Fehlt noch die Bioethik: hier sprechen sich die Komitee-Katholiken für eine Beibehaltung der aktuellen Fassung des Abtreibungsparagraphen 218 des Strafgesetzbuches aus. Bei der Suizidassistenz halte man eine „ausgewogene Regelung“ für entscheidend, sodass nicht nur das „Selbstbestimmungsrecht der entschieden Suizidwilligen, sondern auch das jener Menschen geschützt ist, die durch Erwartungen Dritter zu suizidalen Handlungen gedrängt werden könnten.“ Ach dürften „Ärzt*innen und Pflegekräfte“ nicht zu Suizidassistenz gezwungen werden, die Suizidprävention unterstütze das ZdK ebenso wie „die Förderung alternativer Angebote psychosozialer und seelsorgerischer Begleitung von Menschen, für die der Suizid ein gangbarer Weg aus ihren Problemen zu sein scheint.“ Die selbstbestimmte Entscheidung ist für das ZdK auch beim Thema Leihmutterschaft und Eizellspende forderungsleitend: deren Legalisierung stehe man deshalb „skeptisch“ gegenüber, weil „besonders die Asymmetrien“ bedenklich seien, bei denen – immerhin – „zusätzlich Dritte erhebliche Belastungen tragen“ müssten.

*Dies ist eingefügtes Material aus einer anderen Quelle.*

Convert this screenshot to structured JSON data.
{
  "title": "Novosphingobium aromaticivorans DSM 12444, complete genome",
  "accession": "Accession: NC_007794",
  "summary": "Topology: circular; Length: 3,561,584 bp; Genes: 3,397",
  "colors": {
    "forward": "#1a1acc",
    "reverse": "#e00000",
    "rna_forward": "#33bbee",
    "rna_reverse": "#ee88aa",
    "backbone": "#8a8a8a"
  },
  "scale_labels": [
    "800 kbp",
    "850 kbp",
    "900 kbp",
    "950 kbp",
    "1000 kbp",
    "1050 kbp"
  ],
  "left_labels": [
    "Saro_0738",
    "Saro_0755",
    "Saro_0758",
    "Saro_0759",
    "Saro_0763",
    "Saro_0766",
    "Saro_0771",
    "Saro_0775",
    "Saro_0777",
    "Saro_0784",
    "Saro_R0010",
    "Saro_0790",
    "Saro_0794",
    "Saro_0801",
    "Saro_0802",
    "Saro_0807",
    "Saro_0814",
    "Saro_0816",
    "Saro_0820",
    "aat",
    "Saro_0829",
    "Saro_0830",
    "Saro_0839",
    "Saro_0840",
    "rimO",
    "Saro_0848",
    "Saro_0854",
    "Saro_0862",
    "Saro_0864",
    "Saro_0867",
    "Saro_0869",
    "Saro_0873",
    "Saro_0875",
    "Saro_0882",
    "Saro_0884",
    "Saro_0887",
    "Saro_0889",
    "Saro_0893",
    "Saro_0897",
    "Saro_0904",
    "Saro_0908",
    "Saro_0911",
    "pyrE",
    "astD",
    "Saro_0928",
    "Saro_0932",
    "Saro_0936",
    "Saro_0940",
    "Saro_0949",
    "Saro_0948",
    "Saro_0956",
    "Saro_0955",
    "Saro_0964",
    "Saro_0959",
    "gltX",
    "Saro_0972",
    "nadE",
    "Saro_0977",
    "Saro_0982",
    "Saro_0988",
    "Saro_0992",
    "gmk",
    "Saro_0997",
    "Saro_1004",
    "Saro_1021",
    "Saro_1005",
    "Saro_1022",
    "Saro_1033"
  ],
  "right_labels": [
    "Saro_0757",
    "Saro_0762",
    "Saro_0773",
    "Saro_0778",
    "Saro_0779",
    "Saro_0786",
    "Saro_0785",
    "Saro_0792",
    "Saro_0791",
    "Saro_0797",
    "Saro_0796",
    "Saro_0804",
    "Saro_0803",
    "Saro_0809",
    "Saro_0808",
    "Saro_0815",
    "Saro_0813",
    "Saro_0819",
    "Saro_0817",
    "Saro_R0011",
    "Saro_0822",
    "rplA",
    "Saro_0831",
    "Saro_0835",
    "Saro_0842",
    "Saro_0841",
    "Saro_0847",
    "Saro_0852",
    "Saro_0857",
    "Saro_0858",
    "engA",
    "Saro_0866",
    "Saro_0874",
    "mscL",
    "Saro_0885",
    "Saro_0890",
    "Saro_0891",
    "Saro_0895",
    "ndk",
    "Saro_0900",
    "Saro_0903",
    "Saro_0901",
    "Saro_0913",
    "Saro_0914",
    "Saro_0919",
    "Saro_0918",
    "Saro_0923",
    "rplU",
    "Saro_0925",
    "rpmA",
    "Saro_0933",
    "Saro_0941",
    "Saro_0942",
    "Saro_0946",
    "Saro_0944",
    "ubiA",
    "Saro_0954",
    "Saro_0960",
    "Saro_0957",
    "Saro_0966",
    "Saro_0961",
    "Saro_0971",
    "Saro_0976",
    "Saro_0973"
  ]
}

Unter dem Stich ist dem ZdK ein beachtlich vollständiges Programm gelungen, das zu den allermeisten aktuellen politischen Fragen eindeutige Antworten präsentiert. Ein KI-gestützter Vergleich mit aktuellen Partei-Wahlprogrammen ergibt – um an dieser Stelle den geneigten katholischen Leser nicht mit eigener Rechercheleistung, die aber wohl zu ähnlichen Ergebnissen führen würde, zu überfrachten – die größte Übereinstimmung mit den Plänen der Grünen, insbesondere, so Chat-GPT, „in den Bereichen Klimaschutz, soziale Gerechtigkeit und Bildung.“ 

Katholische Wähler dürfen also umlernen: nicht die Union, die sie noch bei der Europawahl 2024 mit satten 43 Prozent (Zahlen der Forschungsgruppe Wahlen) wählten, sondern die mit 10 Prozent zuletzt leicht unterdurchschnittlichen Grünen vertreten demzufolge eine katholische Politik. Eine Destabilisierung der Demokratie durch eine entsprechende Wahlentscheidung, davon darf auch ohne KI-Hilfe ausgegangen werden, ist damit im Sinne des ZdK sicherlich nicht verbunden.